Experimental Investigation Of The Internal Tube Flow Effect On The Vibration Response Of Tubes In A Shell And Tube Heat Exchanger

In shell and tube heat exchangers, tube bundles often fail due to flow-induced vibrations. In the current study, the vibration response of tubes, placed in the first and third rows of the tube bundle, has been examined having a normal triangular arrangement with a pitch-to-diameter (P/D) ratio of 1.44. Each tube was tested at three different internal flow velocities of 0.85, 0.9, and 1 m/s and five shell-side velocities ranging from 0.9 to 1.3 m/s with an increment of 0.1 m/s.
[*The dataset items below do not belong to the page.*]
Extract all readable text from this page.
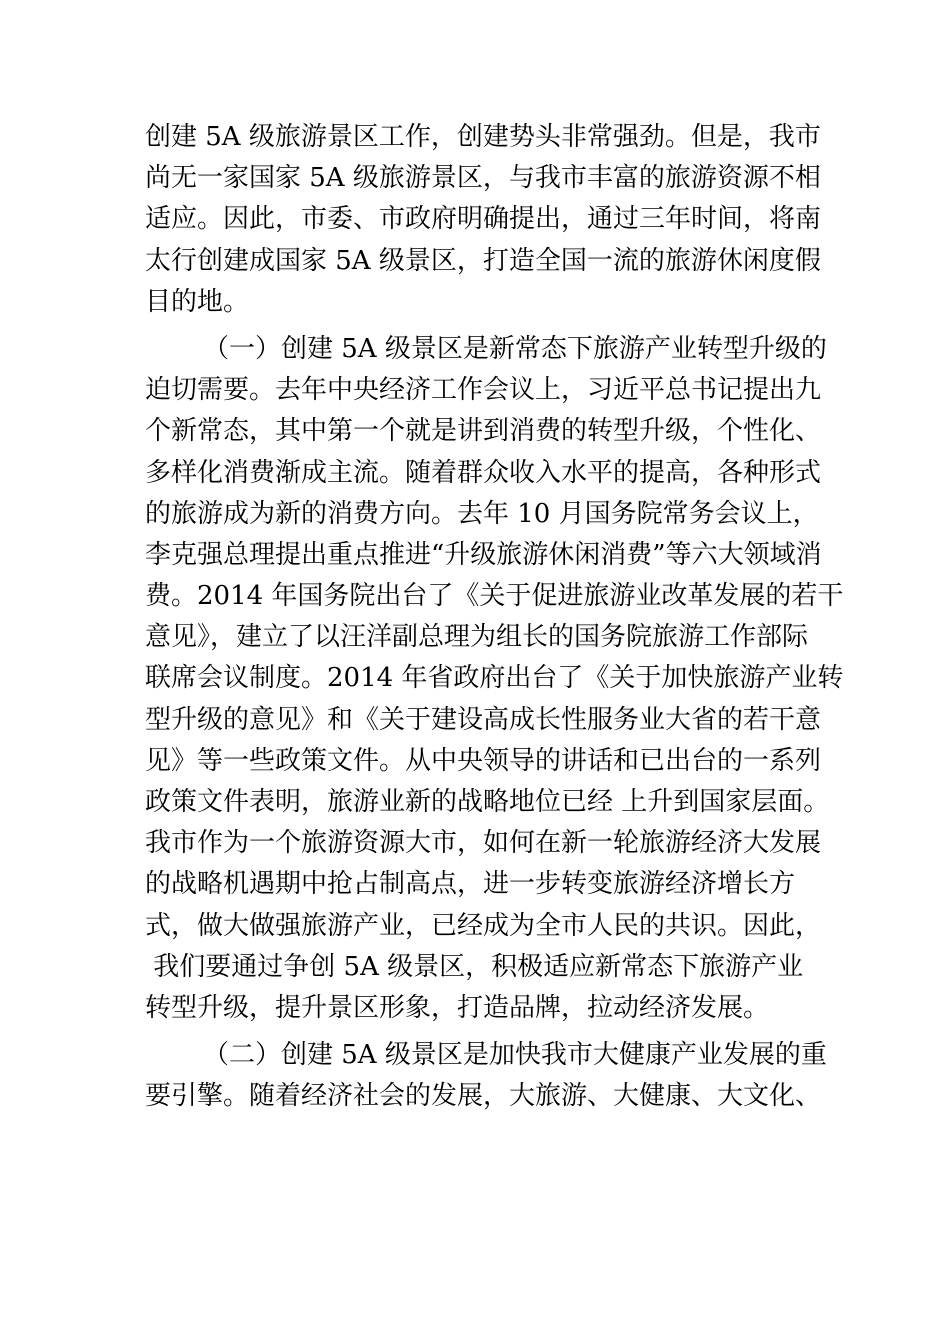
创建 5A 级旅游景区工作，创建势头非常强劲。但是，我市
尚无一家国家 5A 级旅游景区，与我市丰富的旅游资源不相
适应。因此，市委、市政府明确提出，通过三年时间，将南
太行创建成国家 5A 级景区，打造全国一流的旅游休闲度假
目的地。
（一）创建 5A 级景区是新常态下旅游产业转型升级的
迫切需要。去年中央经济工作会议上，习近平总书记提出九
个新常态，其中第一个就是讲到消费的转型升级，个性化、
多样化消费渐成主流。随着群众收入水平的提高，各种形式
的旅游成为新的消费方向。去年 10 月国务院常务会议上，
李克强总理提出重点推进“升级旅游休闲消费”等六大领域消
费。2014 年国务院出台了《关于促进旅游业改革发展的若干
意见》，建立了以汪洋副总理为组长的国务院旅游工作部际
联席会议制度。2014 年省政府出台了《关于加快旅游产业转
型升级的意见》和《关于建设高成长性服务业大省的若干意
见》等一些政策文件。从中央领导的讲话和已出台的一系列
政策文件表明，旅游业新的战略地位已经 上升到国家层面。
我市作为一个旅游资源大市，如何在新一轮旅游经济大发展
的战略机遇期中抢占制高点，进一步转变旅游经济增长方
式，做大做强旅游产业，已经成为全市人民的共识。因此，
我们要通过争创 5A 级景区，积极适应新常态下旅游产业
转型升级，提升景区形象，打造品牌，拉动经济发展。
（二）创建 5A 级景区是加快我市大健康产业发展的重
要引擎。随着经济社会的发展，大旅游、大健康、大文化、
This is the first experiment of its kind that offers insight into the vibration behavior of the glass tubes of a shell and tube heat exchanger. Experimental analysis shows that tubes with internal flow vibrate with higher amplitudes than tubes without internal flow. Furthermore, the vibration amplitude of the tube tends to rise with increasing internal tube velocity, even for the same shell-side velocity. For the current range of shell- and tube-side velocities, with the internal flow from the tube, the hydrodynamic mass of the tube increases significantly with enhanced damping and contributes toward the stability of the tubes in cross-flow, the stability threshold is delayed and higher shell-side velocities are allowed to enhance the heat transfer rate.